The Conference Board publishes a monthly “help wanted” index which tracks the number of Total Online Help Wanted Ads and the Number of New Ads. The data for this series currently goes back to 2005 after revisions to the index were made. (The original data series which tracked “help wanted ads” in newspapers was discontinued after the revisions but that data series goes back to 1951.) In the January release of the help wanted index the number of online help wanted ads increased to 5,044,673 from 4,937,764 in December. The number of new ads, however, dropped to 2,915,271 from 3,115,192.
In order to use the older discontinued data, for a longer term historical perspective, I converted the new data to a composite index using the percentage change in the number of new help wanted ads.
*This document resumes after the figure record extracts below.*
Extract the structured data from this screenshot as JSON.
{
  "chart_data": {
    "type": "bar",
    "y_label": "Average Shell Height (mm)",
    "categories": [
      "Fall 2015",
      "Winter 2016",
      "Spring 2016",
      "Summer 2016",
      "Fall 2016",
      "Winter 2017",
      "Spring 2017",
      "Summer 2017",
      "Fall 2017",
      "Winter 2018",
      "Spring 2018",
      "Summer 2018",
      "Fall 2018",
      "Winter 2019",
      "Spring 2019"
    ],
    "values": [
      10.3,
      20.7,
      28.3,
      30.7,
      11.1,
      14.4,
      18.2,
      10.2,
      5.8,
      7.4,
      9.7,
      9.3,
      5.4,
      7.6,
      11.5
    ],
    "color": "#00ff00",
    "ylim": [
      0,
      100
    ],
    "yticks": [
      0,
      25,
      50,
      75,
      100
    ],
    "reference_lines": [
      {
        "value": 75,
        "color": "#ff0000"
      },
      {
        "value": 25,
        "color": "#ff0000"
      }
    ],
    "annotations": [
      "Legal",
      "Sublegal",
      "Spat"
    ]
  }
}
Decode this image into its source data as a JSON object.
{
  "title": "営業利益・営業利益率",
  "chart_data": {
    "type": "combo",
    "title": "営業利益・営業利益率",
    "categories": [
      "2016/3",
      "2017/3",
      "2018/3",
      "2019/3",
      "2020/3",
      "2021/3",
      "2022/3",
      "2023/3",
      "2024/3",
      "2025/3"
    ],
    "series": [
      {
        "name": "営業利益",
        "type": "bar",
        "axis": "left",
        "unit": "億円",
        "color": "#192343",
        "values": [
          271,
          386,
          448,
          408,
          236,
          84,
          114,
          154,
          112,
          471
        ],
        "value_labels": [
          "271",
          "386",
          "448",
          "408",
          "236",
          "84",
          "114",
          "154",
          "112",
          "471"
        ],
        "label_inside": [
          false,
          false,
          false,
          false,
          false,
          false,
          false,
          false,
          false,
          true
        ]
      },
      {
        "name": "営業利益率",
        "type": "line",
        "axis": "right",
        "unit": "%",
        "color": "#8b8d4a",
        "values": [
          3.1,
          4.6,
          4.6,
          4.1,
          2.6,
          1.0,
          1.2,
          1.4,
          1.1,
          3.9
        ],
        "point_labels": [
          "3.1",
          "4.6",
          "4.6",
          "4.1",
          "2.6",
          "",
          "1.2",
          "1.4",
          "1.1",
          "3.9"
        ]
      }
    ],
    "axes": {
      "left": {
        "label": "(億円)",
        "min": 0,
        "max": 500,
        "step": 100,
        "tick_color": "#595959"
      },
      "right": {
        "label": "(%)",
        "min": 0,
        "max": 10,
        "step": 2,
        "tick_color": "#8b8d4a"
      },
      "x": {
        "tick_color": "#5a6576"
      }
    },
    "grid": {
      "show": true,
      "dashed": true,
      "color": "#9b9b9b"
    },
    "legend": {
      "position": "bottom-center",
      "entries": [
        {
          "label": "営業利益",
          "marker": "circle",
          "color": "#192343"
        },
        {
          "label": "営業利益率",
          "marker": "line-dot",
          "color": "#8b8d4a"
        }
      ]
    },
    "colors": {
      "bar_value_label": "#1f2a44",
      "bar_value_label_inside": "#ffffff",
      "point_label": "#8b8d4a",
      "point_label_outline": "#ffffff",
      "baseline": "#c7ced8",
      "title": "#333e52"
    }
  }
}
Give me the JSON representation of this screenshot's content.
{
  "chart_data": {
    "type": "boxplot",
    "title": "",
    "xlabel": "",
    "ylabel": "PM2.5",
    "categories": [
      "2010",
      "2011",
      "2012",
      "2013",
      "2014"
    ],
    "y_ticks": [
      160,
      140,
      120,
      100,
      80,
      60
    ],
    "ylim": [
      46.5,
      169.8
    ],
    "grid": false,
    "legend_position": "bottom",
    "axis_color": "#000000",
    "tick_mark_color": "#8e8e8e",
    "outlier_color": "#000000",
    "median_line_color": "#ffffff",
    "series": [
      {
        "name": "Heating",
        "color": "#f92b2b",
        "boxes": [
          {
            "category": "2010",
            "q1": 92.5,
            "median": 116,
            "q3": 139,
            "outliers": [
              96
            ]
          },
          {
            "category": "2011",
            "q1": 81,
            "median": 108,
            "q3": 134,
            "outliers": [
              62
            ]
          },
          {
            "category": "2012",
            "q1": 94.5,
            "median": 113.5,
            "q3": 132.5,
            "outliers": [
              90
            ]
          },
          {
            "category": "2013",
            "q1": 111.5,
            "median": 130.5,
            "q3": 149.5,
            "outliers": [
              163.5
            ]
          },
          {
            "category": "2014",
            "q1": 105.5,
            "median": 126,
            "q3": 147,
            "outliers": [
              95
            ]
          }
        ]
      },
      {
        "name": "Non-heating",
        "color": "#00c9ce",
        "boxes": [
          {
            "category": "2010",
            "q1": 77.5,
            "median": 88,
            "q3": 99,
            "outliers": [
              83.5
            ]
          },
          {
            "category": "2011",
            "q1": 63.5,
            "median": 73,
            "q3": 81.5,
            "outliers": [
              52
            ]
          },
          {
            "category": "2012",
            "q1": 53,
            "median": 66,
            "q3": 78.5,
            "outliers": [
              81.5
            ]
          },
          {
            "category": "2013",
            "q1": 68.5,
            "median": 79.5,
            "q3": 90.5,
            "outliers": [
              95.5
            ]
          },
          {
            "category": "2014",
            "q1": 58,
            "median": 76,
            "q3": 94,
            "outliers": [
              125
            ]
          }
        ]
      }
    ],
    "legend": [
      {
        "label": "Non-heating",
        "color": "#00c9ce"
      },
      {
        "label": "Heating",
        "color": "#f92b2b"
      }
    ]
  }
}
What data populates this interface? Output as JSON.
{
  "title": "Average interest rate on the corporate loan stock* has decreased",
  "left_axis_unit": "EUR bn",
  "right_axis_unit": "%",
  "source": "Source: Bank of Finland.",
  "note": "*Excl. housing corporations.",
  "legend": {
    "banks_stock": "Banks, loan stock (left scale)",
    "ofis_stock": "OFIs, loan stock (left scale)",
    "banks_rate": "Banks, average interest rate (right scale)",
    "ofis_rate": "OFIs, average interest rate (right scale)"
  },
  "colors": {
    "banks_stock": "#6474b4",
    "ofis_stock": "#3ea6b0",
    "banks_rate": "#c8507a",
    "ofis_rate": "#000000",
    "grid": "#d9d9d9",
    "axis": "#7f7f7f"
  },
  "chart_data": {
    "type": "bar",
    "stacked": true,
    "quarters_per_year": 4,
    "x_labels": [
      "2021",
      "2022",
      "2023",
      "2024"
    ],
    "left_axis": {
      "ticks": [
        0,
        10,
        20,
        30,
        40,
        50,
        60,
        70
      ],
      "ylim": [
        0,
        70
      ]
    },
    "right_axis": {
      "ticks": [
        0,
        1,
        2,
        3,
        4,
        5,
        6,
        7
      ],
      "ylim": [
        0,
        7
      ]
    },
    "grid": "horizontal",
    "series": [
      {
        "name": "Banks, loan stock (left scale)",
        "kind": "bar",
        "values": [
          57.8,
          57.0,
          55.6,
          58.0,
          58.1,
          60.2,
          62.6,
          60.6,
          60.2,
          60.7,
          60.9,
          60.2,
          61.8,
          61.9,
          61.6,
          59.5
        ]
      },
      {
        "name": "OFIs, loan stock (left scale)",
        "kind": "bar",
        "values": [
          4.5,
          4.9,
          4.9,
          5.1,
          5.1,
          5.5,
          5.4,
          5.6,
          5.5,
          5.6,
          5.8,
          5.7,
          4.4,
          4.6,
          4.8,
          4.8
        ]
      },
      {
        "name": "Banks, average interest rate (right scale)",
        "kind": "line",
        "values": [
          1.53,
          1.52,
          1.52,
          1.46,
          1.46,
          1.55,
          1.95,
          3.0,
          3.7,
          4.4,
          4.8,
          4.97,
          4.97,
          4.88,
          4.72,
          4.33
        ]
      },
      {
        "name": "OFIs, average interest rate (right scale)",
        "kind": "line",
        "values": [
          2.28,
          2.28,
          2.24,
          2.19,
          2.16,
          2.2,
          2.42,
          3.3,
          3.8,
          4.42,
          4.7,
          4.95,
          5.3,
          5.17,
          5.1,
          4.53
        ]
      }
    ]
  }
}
I then set May 2005, the starting month of new index, to 38. When combined with the older historical data it produced the following chart.
While it is clear that the index declines as the economy heads into recessions – it doesn’t really give us many clues about the present situation regarding employment, jobless claims or the economy. What we can tell from this chart is that since the end of the last recession the hunt for employees has remained relatively weak as compared to previous post-recession recoveries. Of course, this goes hand-in-hand with an economy that is still running at sub-par growth rates during the same period of time and being primarily supported by continued interventions from the Federal Reserve.
If we take the same chart and compare it to total non-farm employees a clearer picture emerges. As shown in the chart below the ebb and flow of the help wanted index correlates highly with the level of total non-farm payrolls. The recent stagnation in payrolls is consistent with the stagnation of the demand by employers issuing “help wanted” ads. Historically, such stagnation has been indicative of peaks in the employment cycle. This is a very real “fly in the ointment” of those expecting a resurgence of economic activity in the months ahead.
Not surprisingly there is also a high correlation between the help wanted index and jobless claims. As shown below the bottom in help wanted ads generally corresponds very closely with peaks in jobless claims.
The help wanted index was rising in November and December which corresponded with the sharp drop in claims as temporary seasonal hires needed for the holiday shopping season pulled people out of unemployment lines. However, the drop in January, as seasonal hires are terminated, is supportive of the surge in claims in the most recent January claims report.
Naturally, since it is ultimately the strength of the overall economy that encourages hiring, thereby reducing jobless claims, there is also a high correlation between the help wanted index and GDP.
With the most recent print in GDP showed no growth, and the trend of growth in GDP over the last year decidedly negative, the stagnation of the help wanted index may be sending a cautionary signal. There are many hopes that the rest of this year will reverse the sub-par economic growth rate witnessed over the last four years, however, there is little evidence currently that will be case. The current macro-economic environment is still being supported by artificially suppressed interest rates and massive amounts of liquidity. These artificial supports erode economic strength over time as incomes and confidence are negatively impacted.
It will likely be very beneficial to pay attention to the help wanted index for clues as to the direction and strength of employment, claims and the economy in the months to come. Currently it is looks a lot like we may be building a peak for this recovery cycle.